Global Mean Position Perception of Multiple Spatially-Separated Clusters

Poster Presentation 43.405: Monday, May 20, 2024, 8:30 am – 12:30 pm, Pavilion
Session: Data Visualization

Yang Wang1 (), Timothy Brady1; 1UCSD

The visual system is remarkably efficient at extracting summary statistics from the environment, which drive the overall perception of a scene and inform judgments about individual objects within it. Most ensemble research focuses on the perception of one specific characteristic (e.g., average size) from a single group of stimuli, but natural visual environments usually consist of many groups of objects including outliers that are distributed over space. We evaluated how people perceive the aggregated ensemble mean position (i.e., center of mass) perception in the presence of multiple spatial clusters using a visualization task with scatterplots. Consistent with previous results, when there are distinct two clusters of dots, we find that people reliably overweight the group of smaller cardinality, including if it is a single outlier. For example, for two clusters, made up of 8 vs 16 dots, people report the average position too close to the cluster of 8. However, when the larger cluster is equally partitioned into multiple clusters (e.g., the 16-item cluster is split into two 8-item clusters), the overweighting of the small cluster dampens significantly, despite the total cardinality and center of mass of the large cluster being held constant. Furthermore, the bias towards the partitioned clusters increases at larger cardinality and increasing number of partitions.

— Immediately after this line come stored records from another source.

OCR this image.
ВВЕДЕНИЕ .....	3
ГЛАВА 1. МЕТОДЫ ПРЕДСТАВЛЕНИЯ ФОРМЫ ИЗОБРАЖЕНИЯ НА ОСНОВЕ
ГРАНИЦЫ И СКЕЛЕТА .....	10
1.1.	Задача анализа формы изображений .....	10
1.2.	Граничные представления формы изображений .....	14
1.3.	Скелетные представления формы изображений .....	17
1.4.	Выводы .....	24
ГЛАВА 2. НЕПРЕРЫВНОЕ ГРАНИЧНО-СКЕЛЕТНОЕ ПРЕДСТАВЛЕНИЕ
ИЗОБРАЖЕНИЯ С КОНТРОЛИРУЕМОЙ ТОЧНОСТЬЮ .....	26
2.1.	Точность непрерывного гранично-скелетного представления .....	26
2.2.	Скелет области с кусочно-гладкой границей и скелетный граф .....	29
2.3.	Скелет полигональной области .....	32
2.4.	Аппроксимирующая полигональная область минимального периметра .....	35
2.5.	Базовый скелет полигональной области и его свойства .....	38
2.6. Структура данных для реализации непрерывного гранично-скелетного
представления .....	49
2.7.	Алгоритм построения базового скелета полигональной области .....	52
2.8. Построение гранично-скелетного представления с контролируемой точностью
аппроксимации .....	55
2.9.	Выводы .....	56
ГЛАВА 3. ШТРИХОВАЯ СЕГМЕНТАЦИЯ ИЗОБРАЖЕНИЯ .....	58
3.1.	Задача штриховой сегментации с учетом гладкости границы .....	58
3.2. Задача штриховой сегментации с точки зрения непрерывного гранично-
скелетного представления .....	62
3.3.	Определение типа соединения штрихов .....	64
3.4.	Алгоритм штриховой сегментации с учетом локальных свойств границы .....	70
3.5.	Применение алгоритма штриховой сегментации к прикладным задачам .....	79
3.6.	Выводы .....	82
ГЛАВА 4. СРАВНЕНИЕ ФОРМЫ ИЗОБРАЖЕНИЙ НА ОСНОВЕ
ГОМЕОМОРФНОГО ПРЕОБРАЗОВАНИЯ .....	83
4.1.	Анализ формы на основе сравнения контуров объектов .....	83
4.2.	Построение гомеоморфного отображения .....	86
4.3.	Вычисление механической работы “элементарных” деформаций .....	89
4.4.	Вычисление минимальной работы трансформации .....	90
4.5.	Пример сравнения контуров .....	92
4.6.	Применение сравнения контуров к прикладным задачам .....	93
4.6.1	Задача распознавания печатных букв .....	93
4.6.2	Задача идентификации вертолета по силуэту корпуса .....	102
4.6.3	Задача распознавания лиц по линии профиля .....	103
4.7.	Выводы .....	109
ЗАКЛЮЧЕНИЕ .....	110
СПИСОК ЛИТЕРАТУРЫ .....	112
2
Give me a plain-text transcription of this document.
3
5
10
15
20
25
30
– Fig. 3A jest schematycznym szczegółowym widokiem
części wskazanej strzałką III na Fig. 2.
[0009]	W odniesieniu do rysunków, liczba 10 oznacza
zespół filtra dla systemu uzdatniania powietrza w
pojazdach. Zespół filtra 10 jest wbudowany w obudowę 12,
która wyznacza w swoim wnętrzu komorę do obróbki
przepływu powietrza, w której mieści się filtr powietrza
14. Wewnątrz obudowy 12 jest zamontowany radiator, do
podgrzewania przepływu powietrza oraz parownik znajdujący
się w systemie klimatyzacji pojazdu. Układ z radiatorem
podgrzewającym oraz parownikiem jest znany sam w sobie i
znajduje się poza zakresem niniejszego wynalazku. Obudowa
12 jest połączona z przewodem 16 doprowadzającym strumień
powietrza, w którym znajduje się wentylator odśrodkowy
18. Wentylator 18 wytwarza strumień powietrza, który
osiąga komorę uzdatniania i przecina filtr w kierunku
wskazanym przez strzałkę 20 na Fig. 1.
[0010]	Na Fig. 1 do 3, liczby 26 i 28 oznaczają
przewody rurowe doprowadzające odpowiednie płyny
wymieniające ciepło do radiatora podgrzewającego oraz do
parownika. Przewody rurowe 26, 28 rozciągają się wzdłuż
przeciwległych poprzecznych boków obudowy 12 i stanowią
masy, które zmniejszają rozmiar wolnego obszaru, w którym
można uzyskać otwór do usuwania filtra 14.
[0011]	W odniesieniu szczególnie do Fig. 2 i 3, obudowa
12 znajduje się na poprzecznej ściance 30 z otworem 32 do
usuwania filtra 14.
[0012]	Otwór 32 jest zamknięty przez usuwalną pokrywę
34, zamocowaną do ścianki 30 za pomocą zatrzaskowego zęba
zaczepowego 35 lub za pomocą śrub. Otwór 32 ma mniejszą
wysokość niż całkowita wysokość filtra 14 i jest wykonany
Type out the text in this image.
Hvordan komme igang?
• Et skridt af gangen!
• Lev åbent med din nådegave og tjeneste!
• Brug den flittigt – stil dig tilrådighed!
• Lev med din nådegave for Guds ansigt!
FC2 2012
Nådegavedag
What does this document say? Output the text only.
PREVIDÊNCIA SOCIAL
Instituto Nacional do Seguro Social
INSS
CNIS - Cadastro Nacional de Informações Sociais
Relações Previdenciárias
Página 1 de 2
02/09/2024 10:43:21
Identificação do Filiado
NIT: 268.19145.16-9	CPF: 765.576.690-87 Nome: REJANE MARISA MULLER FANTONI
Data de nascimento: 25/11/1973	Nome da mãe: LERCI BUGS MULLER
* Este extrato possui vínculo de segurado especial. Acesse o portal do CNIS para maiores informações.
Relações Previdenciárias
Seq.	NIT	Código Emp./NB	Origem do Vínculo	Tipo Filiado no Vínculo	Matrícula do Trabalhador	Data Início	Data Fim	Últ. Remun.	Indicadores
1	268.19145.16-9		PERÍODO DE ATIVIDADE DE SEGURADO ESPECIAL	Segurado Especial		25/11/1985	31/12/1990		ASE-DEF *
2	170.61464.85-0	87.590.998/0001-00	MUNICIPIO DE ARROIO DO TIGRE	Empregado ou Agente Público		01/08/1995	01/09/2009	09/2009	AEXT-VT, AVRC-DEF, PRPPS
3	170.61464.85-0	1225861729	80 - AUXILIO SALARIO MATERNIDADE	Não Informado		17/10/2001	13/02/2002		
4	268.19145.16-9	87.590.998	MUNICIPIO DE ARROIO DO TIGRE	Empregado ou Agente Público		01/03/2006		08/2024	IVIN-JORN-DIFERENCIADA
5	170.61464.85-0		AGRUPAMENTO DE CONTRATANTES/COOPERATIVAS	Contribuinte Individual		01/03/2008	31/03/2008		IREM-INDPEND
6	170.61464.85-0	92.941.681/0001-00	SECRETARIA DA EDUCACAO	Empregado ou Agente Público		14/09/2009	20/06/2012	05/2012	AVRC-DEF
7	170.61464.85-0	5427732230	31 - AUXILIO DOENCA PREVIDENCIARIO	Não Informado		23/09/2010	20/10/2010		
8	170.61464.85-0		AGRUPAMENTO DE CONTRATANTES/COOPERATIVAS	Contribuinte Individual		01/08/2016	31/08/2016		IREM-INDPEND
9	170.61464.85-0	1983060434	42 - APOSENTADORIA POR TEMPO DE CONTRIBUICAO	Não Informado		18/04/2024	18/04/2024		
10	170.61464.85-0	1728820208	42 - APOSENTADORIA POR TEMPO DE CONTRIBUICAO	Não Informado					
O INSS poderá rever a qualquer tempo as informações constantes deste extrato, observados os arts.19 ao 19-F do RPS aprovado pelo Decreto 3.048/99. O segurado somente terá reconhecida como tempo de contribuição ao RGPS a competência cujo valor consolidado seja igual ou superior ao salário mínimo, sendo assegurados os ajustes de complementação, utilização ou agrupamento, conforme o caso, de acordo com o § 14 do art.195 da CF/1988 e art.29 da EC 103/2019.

These results suggest that people are affected by the presence of distinct clusters, and partially rely on the average position of these clusters rather than solely the average position of the individual objects. Thus, Gestalt organization of clusters significantly alters the aggregated mean perception. Overall, we show that people make large systematic errors when judging the aggregated mean of multiple clusters, which is a realistic task that occurs in domains like calculating the average value in a scatterplot or identifying the balancing point of a set of objects.